= Law Enforcement Officers' Bill of Rights =

American police proposal

The Law Enforcement Officers' Bill of Rights (LEBOR, LEOBR, or LEOBoR) is a set of rights intended to protect American law enforcement personnel from investigation and prosecution arising from conduct during the official performance of their duties, through procedural safeguards. It provides them with privileges beyond those normally provided to other citizens. It was first set forth in 1974, following Supreme Court rulings in the cases of Garrity v. New Jersey (1967) and Gardner v. Broderick (1968). It does not prohibit police departments from subjecting officers to drug tests.

Fifteen states have versions of the bill written into their statutes. An additional eleven states are considering similar legislation, and many other states have similar provisions written into their contracts with police unions.

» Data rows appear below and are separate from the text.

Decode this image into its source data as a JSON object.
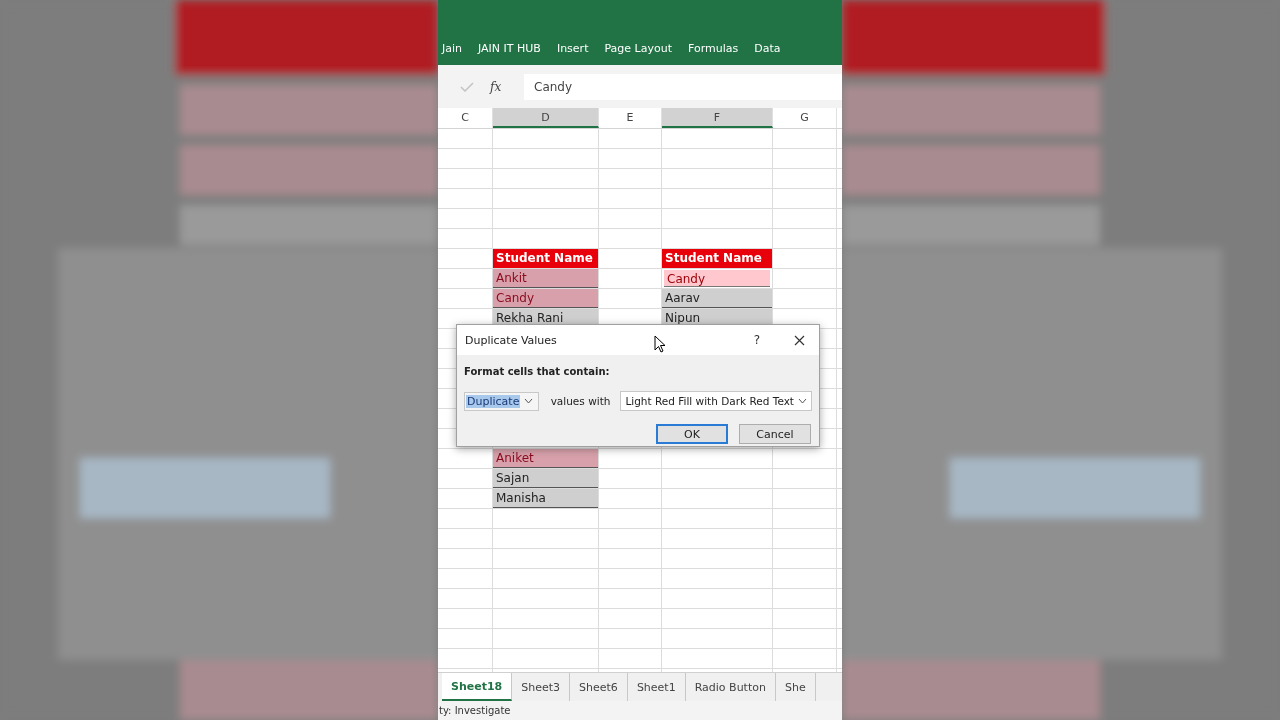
{
  "ribbon": {
    "tabs": [
      {
        "label": "Jain",
        "selected": false
      },
      {
        "label": "JAIN IT HUB",
        "selected": false
      },
      {
        "label": "Insert",
        "selected": false
      },
      {
        "label": "Page Layout",
        "selected": false
      },
      {
        "label": "Formulas",
        "selected": false
      },
      {
        "label": "Data",
        "selected": false
      }
    ]
  },
  "formula_bar": {
    "fx": "fx",
    "value": "Candy"
  },
  "column_headers": [
    {
      "label": "C",
      "selected": false
    },
    {
      "label": "D",
      "selected": true
    },
    {
      "label": "E",
      "selected": false
    },
    {
      "label": "F",
      "selected": true
    },
    {
      "label": "G",
      "selected": false
    }
  ],
  "tables": [
    {
      "header": "Student Name",
      "rows": [
        {
          "text": "Ankit",
          "duplicate": true,
          "selected": false
        },
        {
          "text": "Candy",
          "duplicate": true,
          "selected": false
        },
        {
          "text": "Rekha Rani",
          "duplicate": false,
          "selected": false
        }
      ],
      "rows_after_dialog": [
        {
          "text": "Aniket",
          "duplicate": true,
          "selected": false
        },
        {
          "text": "Sajan",
          "duplicate": false,
          "selected": false
        },
        {
          "text": "Manisha",
          "duplicate": false,
          "selected": false
        }
      ]
    },
    {
      "header": "Student Name",
      "rows": [
        {
          "text": "Candy",
          "duplicate": true,
          "selected": true
        },
        {
          "text": "Aarav",
          "duplicate": false,
          "selected": false
        },
        {
          "text": "Nipun",
          "duplicate": false,
          "selected": false
        }
      ]
    }
  ],
  "dialog": {
    "title": "Duplicate Values",
    "help": "?",
    "prompt": "Format cells that contain:",
    "type_value": "Duplicate",
    "values_with": "values with",
    "format_value": "Light Red Fill with Dark Red Text",
    "buttons": [
      {
        "label": "OK",
        "default": true
      },
      {
        "label": "Cancel",
        "default": false
      }
    ]
  },
  "sheet_tabs": [
    {
      "label": "Sheet18",
      "selected": true
    },
    {
      "label": "Sheet3",
      "selected": false
    },
    {
      "label": "Sheet6",
      "selected": false
    },
    {
      "label": "Sheet1",
      "selected": false
    },
    {
      "label": "Radio Button",
      "selected": false
    },
    {
      "label": "She",
      "selected": false
    }
  ],
  "status_bar": {
    "text": "ty: Investigate"
  }
}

Critics say that the LEOBR makes it impossible to discipline or remove bad officers, such as after they have been convicted of felonies in the courts. Under LEOBR, officers are judged only by other officers. LEOBR prevents the formation of independent review boards that provide independent oversight over police actions.

==Details==
The LEOBR detailed by the Grand Lodge of the Fraternal Order of Police as follows:

- Law enforcement officers, except when on duty or acting in an official capacity, have the right to engage in political activity or run for elective office.
- Law enforcement officers shall, if disciplinary action is expected, be notified of the investigation, the nature of the alleged violation, and be notified of the outcome of the investigation and the recommendations made to superiors by the investigators.
- Questioning of a law enforcement officer should be conducted for a reasonable length of time and preferably while the officer is on duty unless exigent circumstances apply.
- Questioning of the law enforcement officer should take place at the offices of those conducting the investigation or at the place where the officer reports to work, unless the officer consents to another location.
- Law enforcement officers will be questioned by a single investigator, and he or she shall be informed of the name, rank, and command of the officer conducting the investigation.
- Law enforcement officers under investigation are entitled to have counsel or any other individual of their choice present at the interrogation.
- Law enforcement officers cannot be threatened, harassed, or promised rewards to induce the answering of any question.
- Law enforcement officers are entitled to a hearing, with notification in advance of the date, access to transcripts, and other relevant documents and evidence generated by the hearing and to representation by counsel or another non-attorney representative at the hearing.
- Law enforcement officers shall have the opportunity to comment in writing on any adverse materials placed in his or her personnel file.
- Law enforcement officers cannot be subject to retaliation for the exercise of these or any other rights under Federal, or State.

As of April 2015, the following U.S. states have enacted legislation to codify their own variations of a Law Enforcement Officers' Bill of Rights:

- California
- Delaware
- Florida
- Illinois
- Kentucky
- Louisiana
- Minnesota
- Nevada
- New Mexico
- Rhode Island
- Tennessee
- Texas
- Virginia
- West Virginia
- Wisconsin

==Criticism==
In Rhode Island, police officers can be convicted of felonies in civilian criminal courts, and still keep their jobs after a hearing before panels of fellow police officers, according to Mike Riggs of Reason. However a convicted felon cannot be in possession of firearms or ammunition per federal law. The laws vary by states, but in most states, the officer gets a "cooling off" period before she or he has to respond to any questions. Unlike a member of the public, the officer under investigation is privy to the names of his complainants and their testimony against him before he is ever interrogated. The officer can only be questioned by one person during his interrogation, and only "for reasonable periods," which "shall be timed to allow for such personal necessities and rest periods as are reasonably necessary." The officer under investigation cannot be "threatened with disciplinary action" at any point during his interrogation. If he is threatened with punishment, whatever he says following the threat cannot be used against her or him. The officer continues to receive full pay and benefits. A violation of any rights can result in dismissal of the charges against the officer.

In nearly every state, their departments cannot publicly acknowledge that the officer is under investigation, wrote Riggs. If the charges are dropped, the department may not publicly acknowledge that the investigation ever took place, or reveal the nature of the complaint.

The officer can only be questioned or investigated by sworn officers. This prohibits independent review boards, or any review by anyone other than police officers. This results in other officers acting as judge and jury rather than a neutral third party.

Maryland's version of the LEOBR was brought up as a reason why a police officer caught fabricating evidence and framing people on video in 2018 remained on the force collecting a paycheck in 2020, two and a half years later. While the police officer, Richard Pinheiro Jr., was convicted of a crime and the prosecutor's office announced it would not call him in court due to credibility problems, police officials cited the LEOBR as a reason why Pinheiro could not be speedily fired. In 2021, Maryland then repealed their version of the LEOBR, overriding Governor Larry Hogan's veto.